Question

At radioactive equilibrium, the ratio between two atoms of radioactive elements A and B is $3.1 \times {10^9}:1$ respectively. If ${t_{50}}$ of element A is $2 \times {10^{10}}$ years , then ${t_{50}}$ of elements B is:
A.$6.2 \times {10^9}$ years
B.$6.45$ years
C.$2 \times {10^{10}}$ years
D.$3.1 \times {10^9}$ years

Answer 1

Hint:By equating the relationship of half life with number of atoms for element A with the relationship of half life with the number of atoms for element B, we can find the half life of element B since we already know the ratio of the number of atoms in the two elements rather than the actual number of atoms itself.
Formula used:
1. $\dfrac{{{N_A}}}{{{N_B}}} = \dfrac{{{t_{50A}}}}{{{t_{50B}}}}$

Complete step by step answer:
Since, the question mentions, there is a radioactive equilibrium,
which means that the rate of decay of element A will be equal to the rate of decay of element B.
Therefore, we can say that:
$ - (\dfrac{{d{N_A}}}{{dt}}) = - (\dfrac{{d{N_B}}}{{dt}})$
${N_A} = Number\,of\,atoms\,in\,A,{N_B} = Number\,of\,atoms\,in\,B$
Using Bateman’s Equation, we known that :
$ - (\dfrac{{d{N_A}}}{{dt}}) = {K_A}{N_A}$
$ - (\dfrac{{d{N_B}}}{{dt}}) = {K_B}{N_B}$
Hence, Substituting these values in the equilibrium equation we get,
${K_A}{N_A} = {K_B}{N_B}$
We know that the relationship between the decay constant and half life of an element is given by the formula
$K = \dfrac{{0.693}}{{{t_{50}}}}$
Where, $K = decay\,constant,{t_{50}} = Half\,life$
So, The value of decay constant for Element A and Element B will be:
Element A : ${K_A} = \dfrac{{0.693}}{{{t_{50A}}}}$
Elements B: ${K_B} = \dfrac{{0.693}}{{{t_{50B}}}}$
Substituting these values for decay constant in the equilibrium equation we get,
$\dfrac{{0.693}}{{{t_{50A}}}}{N_A} = \dfrac{{0.693}}{{{t_{50B}}}}{N_B}$
Rearranging the equation, we get:
$\dfrac{{{N_A}}}{{{N_B}}} = \dfrac{{{t_{50A}}}}{{{t_{50B}}}}$
In the question the ratio of the number of atoms is given to us which is nothing but $\dfrac{{{N_A}}}{{{N_B}}}$ value.
From the question, we know that: $\dfrac{{{N_A}}}{{{N_B}}}$ = $3.1 \times {10^9}:1$ and ${t_{50A}}$= $2 \times {10^{10}}$ years
Substituting equations in the above equation, we get:
$3.1 \times {10^9} = \dfrac{{2 \times {{10}^{10}}}}{{{t_{50B}}}}$
Solving this equation for the half-life value of Element B
we get; ${t_{50B}} = 6.45$ years
Hence, Option B is correct.

Note:
Radioactive elements have unstable nuclei which will undergo spontaneous decay and form a new nucleus, called the daughter nuclei.
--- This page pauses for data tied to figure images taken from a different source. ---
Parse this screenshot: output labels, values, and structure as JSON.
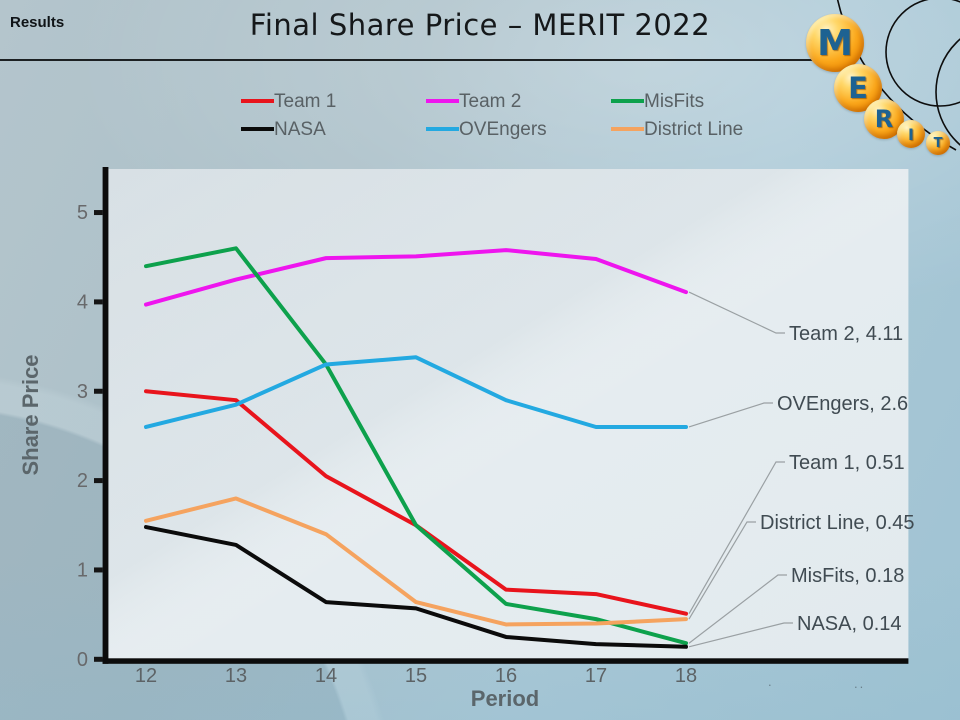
{
  "header": {
    "corner_label": "Results",
    "title": "Final Share Price – MERIT 2022"
  },
  "logo": {
    "letters": [
      "M",
      "E",
      "R",
      "I",
      "T"
    ]
  },
  "footnote": {
    "mark1": ".",
    "mark2": ".."
  },
  "chart_data": {
    "type": "line",
    "title": "Final Share Price – MERIT 2022",
    "xlabel": "Period",
    "ylabel": "Share Price",
    "x": [
      12,
      13,
      14,
      15,
      16,
      17,
      18
    ],
    "ylim": [
      0,
      5.5
    ],
    "yticks": [
      0,
      1,
      2,
      3,
      4,
      5
    ],
    "grid": false,
    "legend_position": "top",
    "series": [
      {
        "name": "Team 1",
        "color": "#e8141c",
        "values": [
          3.0,
          2.9,
          2.05,
          1.5,
          0.78,
          0.73,
          0.51
        ]
      },
      {
        "name": "Team 2",
        "color": "#ee15ee",
        "values": [
          3.97,
          4.25,
          4.49,
          4.51,
          4.58,
          4.48,
          4.11
        ]
      },
      {
        "name": "MisFits",
        "color": "#0da14c",
        "values": [
          4.4,
          4.6,
          3.3,
          1.5,
          0.62,
          0.45,
          0.18
        ]
      },
      {
        "name": "NASA",
        "color": "#0b0b0b",
        "values": [
          1.48,
          1.28,
          0.64,
          0.57,
          0.25,
          0.17,
          0.14
        ]
      },
      {
        "name": "OVEngers",
        "color": "#23a9e1",
        "values": [
          2.6,
          2.85,
          3.3,
          3.38,
          2.9,
          2.6,
          2.6
        ]
      },
      {
        "name": "District Line",
        "color": "#f5a35f",
        "values": [
          1.55,
          1.8,
          1.4,
          0.64,
          0.39,
          0.4,
          0.45
        ]
      }
    ],
    "end_labels": [
      {
        "series": "Team 2",
        "text": "Team 2, 4.11"
      },
      {
        "series": "OVEngers",
        "text": "OVEngers, 2.6"
      },
      {
        "series": "Team 1",
        "text": "Team 1, 0.51"
      },
      {
        "series": "District Line",
        "text": "District Line, 0.45"
      },
      {
        "series": "MisFits",
        "text": "MisFits, 0.18"
      },
      {
        "series": "NASA",
        "text": "NASA, 0.14"
      }
    ]
  }
}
This decay process continues till the nucleus of the new formed species is not stable. However, the mass of the radioactive species never actually reaches zero , although it is supposed to theoretically. So a sample that once contained a radioactive element will never be free from radiation, but the radiation level might reach a safe level which does not harm human tissue.